Is your Tween/Teen watching Porn?

child watching porn- Parenting resources by ZenParent

This is one situation no parent wants to be in! Even if someone does land in it, they only wish it were a nightmare and they would want to snap out of it as soon as possible. But the more one avoids to confront this issue, the more it stares at them blatantly in their faces and the best way to deal with this monster is to turn around and face it.

Here’s how:

1. Avoid Losing Your Calm-It is often said that anything ‘Well begun is half done’. If parents cross the first hurdle by maintaining their cool and calm on making this unpleasant discovery, they have solved half of the problem. A composed demeanor display by parents creates a non-threatening atmosphere between them and the child and this is conducive for further dialogue as well as sharing of problems.

2. Have a Frank Adult Conversation- Instead of bombarding the teenager with ‘why’ and ‘how dare you’, how about an open discussion about accepting this common age related curiosity and then talking in terms of its un appropriateness & unsafety. This puts the child at ease, evaporates the guilt factor and next time your teenager has a doubt he/she will ask you instead of turning to wrong and misleading sources.

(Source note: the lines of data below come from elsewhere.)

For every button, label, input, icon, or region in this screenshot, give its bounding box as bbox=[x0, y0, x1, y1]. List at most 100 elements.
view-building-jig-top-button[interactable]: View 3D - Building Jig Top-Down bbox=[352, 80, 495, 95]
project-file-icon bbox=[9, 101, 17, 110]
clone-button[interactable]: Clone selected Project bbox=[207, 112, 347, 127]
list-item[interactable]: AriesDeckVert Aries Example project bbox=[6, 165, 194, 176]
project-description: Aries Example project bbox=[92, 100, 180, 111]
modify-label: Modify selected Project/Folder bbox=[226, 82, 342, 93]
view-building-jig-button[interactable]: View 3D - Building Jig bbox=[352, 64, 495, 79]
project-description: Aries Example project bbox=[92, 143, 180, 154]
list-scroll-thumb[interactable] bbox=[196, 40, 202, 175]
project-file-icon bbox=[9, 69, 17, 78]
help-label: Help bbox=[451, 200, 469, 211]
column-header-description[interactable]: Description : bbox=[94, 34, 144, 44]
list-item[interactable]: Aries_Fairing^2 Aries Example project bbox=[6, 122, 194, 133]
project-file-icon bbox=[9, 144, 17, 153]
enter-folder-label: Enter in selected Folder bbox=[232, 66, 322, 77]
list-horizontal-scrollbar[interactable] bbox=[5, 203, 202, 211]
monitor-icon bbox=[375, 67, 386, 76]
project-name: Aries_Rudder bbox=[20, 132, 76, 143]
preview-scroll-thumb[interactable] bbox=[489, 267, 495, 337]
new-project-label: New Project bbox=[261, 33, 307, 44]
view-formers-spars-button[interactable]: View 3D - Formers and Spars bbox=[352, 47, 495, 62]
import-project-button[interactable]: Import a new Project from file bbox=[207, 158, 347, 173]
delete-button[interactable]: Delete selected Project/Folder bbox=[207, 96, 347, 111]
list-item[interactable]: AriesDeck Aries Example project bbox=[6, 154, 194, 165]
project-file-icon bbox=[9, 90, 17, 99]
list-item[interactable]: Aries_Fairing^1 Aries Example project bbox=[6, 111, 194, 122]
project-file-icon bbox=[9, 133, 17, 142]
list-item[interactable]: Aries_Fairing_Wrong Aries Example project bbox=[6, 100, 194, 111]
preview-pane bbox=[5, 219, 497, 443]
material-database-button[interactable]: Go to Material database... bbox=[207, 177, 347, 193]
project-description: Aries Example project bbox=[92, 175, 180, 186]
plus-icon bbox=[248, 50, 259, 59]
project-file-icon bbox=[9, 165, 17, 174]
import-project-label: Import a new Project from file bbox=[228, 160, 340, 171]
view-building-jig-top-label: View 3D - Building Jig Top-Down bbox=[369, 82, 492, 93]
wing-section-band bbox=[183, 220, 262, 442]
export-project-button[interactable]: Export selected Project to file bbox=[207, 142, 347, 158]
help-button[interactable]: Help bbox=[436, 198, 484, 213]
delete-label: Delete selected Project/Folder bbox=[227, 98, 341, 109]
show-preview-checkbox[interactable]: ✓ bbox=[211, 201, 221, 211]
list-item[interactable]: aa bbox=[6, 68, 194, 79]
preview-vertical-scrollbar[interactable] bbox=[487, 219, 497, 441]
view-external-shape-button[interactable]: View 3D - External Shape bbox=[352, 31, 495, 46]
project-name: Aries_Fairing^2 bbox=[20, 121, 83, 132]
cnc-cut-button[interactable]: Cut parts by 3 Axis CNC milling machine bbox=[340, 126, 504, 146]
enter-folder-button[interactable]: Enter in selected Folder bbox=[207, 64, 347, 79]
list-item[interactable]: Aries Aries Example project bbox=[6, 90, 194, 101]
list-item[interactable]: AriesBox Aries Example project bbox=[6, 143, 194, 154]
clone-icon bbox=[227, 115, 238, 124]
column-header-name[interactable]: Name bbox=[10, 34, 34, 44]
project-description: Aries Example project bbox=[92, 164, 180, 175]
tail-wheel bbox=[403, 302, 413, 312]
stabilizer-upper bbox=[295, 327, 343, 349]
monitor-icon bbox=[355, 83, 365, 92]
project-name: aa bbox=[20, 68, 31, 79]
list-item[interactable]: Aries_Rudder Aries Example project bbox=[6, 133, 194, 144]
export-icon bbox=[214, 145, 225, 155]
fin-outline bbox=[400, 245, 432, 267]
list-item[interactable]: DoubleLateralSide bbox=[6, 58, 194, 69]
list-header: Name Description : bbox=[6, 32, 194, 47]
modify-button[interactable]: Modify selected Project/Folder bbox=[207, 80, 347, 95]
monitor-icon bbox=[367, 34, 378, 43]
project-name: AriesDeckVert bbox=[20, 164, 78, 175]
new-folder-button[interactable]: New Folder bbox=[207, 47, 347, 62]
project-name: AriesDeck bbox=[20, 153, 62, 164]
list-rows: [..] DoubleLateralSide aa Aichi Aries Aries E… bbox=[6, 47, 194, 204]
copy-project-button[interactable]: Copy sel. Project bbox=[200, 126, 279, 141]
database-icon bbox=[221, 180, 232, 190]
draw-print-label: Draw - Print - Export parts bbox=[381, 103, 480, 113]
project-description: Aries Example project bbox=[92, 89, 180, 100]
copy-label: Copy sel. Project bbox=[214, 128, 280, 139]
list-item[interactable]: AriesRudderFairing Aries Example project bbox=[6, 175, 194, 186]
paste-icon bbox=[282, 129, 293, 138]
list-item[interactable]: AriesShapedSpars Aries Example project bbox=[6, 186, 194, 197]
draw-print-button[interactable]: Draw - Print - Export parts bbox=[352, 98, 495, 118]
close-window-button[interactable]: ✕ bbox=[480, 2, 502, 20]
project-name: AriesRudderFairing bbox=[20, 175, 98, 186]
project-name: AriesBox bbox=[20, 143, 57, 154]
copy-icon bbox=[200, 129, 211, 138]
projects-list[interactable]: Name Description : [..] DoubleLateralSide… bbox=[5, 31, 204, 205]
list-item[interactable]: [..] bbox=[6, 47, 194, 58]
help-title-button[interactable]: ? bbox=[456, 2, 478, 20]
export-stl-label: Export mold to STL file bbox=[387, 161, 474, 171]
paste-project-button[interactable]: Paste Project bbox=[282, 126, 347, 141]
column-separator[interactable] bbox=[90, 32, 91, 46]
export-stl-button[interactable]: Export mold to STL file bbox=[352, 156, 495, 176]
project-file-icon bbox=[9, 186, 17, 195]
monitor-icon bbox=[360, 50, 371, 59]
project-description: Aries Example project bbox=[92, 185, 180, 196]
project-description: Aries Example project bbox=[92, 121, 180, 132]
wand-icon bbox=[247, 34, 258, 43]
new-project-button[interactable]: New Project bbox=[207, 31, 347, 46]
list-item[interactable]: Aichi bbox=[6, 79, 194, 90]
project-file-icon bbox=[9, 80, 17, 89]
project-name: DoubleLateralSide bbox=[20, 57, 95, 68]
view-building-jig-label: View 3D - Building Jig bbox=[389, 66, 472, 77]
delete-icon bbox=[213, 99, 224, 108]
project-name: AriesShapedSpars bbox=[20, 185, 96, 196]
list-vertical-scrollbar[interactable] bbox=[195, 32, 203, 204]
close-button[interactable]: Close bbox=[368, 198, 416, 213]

3. Regulate instead of a Blanket Ban- The first instinct for most parents is to ban computers & internet at home. But does that help? Kids today have access to many alternative sources and no matter how hard parents try their child will find a way .So instead of total rigidity it is advisable to monitor on a regular basis what the child is watching or doing hence teaching him/her freedom with responsibility.

4. Treat Sexuality as a Way of Life– It is very natural for parents to squirm in their seats while viewing gender related commercials or when faced with any sex connected questions popped by kids. That is the way we all have been conditioned but hushing the query means adding more fire to the fuel of curiosity. The message that is required to be put across here is that sexuality is normal and there is nothing wrong with it. This is the healthy attitude that will eventually pass on to the child.

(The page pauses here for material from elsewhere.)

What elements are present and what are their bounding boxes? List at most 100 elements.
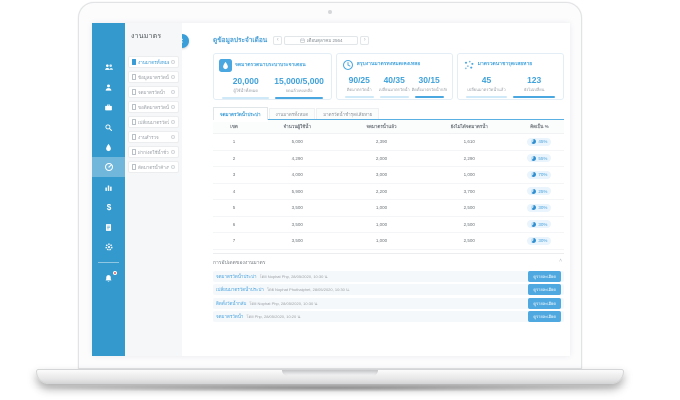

5. Do not hesitate to take Your Teenager to a Sex Counsellor –If only there were quick fixes, most of our problems would have vanished. The reality of this situation is that it usually does not get solved the first time. There are lapses and if parents feel that it is a recurring problem, then a third person with a different approach and perspective may be able to help. The person here could be a sex counsellor who with his/her vast experience and knowledge may be able to assist the child deal with the issue more effectively than parents.

Difficult as it may seem but a proper, calculated and thought over response to this problem is a better bet any day than an impulsive reaction. Parenting is a dynamic process and what worked years ago may just not work in today’s times. So parents, let’s adopt the Zen attitude and get rid of the box.